DataLensDC was started in the summer of 2015 by Kate Rabinowitz, lover of all things data and District. She lives in a cozy Capitol Hill carriage house where she enjoys data mining, board games and wandering the city. Kate created to DataLensDC to present data-driven views of the character, trends and hacks of the ever-changing District.

The Pain is Real: Your Metro Commute is Getting Worse

Last Thursday Metro sent a subtle signal that maybe I should take a day off. Unfortunately my boss felt otherwise. What started as a ‘minor’ derailment became two days of Metro competing with walking for the slowest way to get anywhere. It was bad and feels like part of a larger decline in Metro service. I was curious if that actually bore out in the data.

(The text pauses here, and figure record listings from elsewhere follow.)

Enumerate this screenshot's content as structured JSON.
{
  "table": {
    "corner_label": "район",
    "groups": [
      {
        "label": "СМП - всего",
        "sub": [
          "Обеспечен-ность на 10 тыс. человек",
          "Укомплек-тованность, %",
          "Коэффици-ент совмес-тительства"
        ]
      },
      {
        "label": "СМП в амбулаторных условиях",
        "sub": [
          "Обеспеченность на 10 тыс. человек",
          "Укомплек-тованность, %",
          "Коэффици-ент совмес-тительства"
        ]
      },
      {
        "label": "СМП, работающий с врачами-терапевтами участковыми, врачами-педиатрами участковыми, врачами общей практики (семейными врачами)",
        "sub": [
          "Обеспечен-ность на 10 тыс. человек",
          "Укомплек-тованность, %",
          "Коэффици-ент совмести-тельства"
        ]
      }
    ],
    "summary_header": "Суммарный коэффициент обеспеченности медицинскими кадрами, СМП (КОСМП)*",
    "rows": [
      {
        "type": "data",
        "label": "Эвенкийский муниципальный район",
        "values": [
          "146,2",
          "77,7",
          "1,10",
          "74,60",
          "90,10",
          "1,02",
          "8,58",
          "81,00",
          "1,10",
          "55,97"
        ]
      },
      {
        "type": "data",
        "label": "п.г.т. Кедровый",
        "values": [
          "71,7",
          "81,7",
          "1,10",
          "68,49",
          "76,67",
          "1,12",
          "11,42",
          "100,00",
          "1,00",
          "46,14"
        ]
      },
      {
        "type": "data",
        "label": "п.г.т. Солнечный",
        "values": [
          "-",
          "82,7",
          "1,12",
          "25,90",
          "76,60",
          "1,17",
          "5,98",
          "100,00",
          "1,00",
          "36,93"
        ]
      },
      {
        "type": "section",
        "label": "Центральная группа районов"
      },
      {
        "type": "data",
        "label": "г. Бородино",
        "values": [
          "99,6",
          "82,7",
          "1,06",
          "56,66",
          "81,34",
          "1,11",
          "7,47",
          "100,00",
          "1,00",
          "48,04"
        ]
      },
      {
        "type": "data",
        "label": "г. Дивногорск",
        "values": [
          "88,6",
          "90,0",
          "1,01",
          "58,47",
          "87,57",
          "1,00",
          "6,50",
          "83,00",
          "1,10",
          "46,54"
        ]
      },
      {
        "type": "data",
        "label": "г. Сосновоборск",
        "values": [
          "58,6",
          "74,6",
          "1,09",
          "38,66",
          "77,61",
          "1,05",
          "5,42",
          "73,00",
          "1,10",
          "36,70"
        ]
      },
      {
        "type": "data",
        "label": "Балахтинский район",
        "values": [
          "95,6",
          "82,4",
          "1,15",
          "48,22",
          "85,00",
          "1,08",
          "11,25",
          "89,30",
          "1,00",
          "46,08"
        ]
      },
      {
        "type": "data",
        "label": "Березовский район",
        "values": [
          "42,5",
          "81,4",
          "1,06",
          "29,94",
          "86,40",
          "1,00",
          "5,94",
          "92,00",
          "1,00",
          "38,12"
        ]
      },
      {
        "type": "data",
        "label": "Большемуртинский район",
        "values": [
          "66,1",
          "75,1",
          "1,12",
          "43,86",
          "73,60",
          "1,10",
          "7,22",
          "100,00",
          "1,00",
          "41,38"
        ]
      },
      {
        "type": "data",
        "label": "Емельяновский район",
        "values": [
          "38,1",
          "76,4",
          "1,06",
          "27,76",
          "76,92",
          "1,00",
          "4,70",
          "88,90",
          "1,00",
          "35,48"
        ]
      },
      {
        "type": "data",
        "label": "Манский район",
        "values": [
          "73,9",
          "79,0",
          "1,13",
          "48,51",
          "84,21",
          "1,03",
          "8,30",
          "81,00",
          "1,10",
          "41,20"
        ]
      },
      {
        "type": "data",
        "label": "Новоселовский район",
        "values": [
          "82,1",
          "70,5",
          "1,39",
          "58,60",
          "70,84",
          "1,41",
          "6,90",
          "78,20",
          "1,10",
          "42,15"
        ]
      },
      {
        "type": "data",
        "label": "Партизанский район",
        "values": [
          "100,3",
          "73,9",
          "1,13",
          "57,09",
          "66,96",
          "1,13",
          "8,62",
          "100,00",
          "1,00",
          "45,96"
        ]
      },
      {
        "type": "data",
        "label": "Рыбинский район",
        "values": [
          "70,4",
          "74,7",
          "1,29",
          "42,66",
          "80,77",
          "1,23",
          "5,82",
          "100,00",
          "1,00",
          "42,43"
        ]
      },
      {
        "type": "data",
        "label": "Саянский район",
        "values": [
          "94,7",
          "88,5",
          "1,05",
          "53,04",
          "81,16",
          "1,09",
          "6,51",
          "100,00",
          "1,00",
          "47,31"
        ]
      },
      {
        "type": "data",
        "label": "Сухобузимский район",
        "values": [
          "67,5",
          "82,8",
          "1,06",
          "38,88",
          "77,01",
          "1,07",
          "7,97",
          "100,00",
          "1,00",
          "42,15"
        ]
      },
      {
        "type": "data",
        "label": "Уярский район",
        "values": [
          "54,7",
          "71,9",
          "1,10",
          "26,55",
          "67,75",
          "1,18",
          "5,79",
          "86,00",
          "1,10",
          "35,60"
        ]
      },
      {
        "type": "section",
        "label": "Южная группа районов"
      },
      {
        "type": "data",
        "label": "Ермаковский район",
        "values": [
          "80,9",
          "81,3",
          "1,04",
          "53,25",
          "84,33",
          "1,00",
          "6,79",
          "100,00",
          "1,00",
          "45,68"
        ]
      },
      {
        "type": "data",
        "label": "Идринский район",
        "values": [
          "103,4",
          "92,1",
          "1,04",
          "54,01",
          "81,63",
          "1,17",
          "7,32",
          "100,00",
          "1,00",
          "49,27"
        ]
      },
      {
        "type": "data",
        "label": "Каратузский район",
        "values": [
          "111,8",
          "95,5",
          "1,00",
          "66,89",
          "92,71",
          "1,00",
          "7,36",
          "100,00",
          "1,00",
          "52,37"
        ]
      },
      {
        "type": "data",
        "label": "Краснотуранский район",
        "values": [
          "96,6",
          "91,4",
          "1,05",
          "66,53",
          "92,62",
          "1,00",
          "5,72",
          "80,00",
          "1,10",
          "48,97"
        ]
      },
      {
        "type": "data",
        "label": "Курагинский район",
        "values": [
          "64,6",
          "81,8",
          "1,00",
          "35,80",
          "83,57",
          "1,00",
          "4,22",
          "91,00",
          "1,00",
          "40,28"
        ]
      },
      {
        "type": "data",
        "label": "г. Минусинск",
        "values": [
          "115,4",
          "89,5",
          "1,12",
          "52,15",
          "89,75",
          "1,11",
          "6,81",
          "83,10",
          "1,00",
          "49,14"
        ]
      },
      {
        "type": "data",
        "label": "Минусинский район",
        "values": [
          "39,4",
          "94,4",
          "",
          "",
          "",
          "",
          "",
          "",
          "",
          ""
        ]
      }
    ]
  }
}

Not only did it, but the decline is even more dramatic than I would’ve guessed.

map1

The first half of 2015 had nearly twice as many delays compared to the same period in the past two years. Year to date Metro delays total over eighteen days. This is two and a half weeks. You could spend all your vacation days waiting for the Metro and still be waiting. This increase is partly due to a spike in delays this winter, but the spring and summer saw worse service as well.

map2

It’d be nice if all these delays happened in the early hours of Sunday morning, since so many have long given up on taking the Metro anywhere on weekends. But the Metro is most likely to be delayed when you need it most. The heatmap below shows that delays are heavily concentrated just before and during commuting hours. Of course WMATA *tries* to run twice as many trains during rush hour. But there are more delays per train during that hour as well. Afterall, the benefit of more trains is debatable when you wait ten minutes for three trains to arrive at once.

map3

I’m not sure how Metro will improve with all the money it doesn’t have, but on the upside there are only more delays, not longer delays. And on an (un)related note DC keeps expanding bike lanes…


Technical notes: Graphics are based on WMATA Disruption reports. Code for DC has wonderfully scraped these reports in easy-to-analyze CSV files at opendatadc.org. You can find complete code for this post on my github page.

*Data for July 2015 only goes to July 24th. So the numbers are likely even worse!